Slugs were likely to become more of a threat with the rise in popularity of oilseed rape in the rotation, he suggested.
“It is a great crop for building up slugs and more farmers appear to be struggling with slugs in wheat after rape.”
The firm’s demonstration of the effect slugs can have on grains clearly showed how effective they are at killing seed.
Each attacked grain was uniformly grazed with the embryo removed.
“None of them will germinate, and the bad news is it only takes hours for hollowing to happen after the grain is introduced to where slugs are.”
That meant there was only a small window for applications of slug pellets to protect the seed, and even then, they were not always likely to be effective, said Mr Cottey.
The smaller slugs in the soil profile tended to be most damaging, he explained.

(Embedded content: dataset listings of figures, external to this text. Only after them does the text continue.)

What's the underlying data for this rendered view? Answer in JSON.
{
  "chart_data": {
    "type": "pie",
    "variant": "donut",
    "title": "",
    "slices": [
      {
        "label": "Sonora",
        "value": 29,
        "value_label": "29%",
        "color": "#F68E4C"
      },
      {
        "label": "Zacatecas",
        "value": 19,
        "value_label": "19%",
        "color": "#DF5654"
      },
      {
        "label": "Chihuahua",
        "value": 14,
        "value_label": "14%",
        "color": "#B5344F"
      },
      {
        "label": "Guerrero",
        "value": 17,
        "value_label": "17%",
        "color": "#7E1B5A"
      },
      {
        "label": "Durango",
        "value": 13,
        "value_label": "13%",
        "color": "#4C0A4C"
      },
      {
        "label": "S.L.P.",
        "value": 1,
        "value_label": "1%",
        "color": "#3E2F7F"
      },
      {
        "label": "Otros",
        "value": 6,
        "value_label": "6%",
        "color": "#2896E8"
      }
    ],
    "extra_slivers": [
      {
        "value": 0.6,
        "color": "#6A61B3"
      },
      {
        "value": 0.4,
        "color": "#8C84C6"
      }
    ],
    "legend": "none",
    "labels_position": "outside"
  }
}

Pelleting the surface required those slugs to by-pass the grain on the way to the pellets on the surface.
“Which do you think they’re going to eat?” he asked.
And even if growers co-drilled pellets with the seed, quite a rare practice nowadays, then slugs would equally attack grain
and pellets if they liked each equally, Mr Cottey suggested.
“The perfect solution is to protect every seed with Deter.
On average in trials 28% more seed germinates when treated with Deter.
That works out to around 45 more plants a square metre.”
Deter wouldn’t stop stripping of foliage by slugs after emergence, he admitted.
“You might still need a follow up slug pellet application.”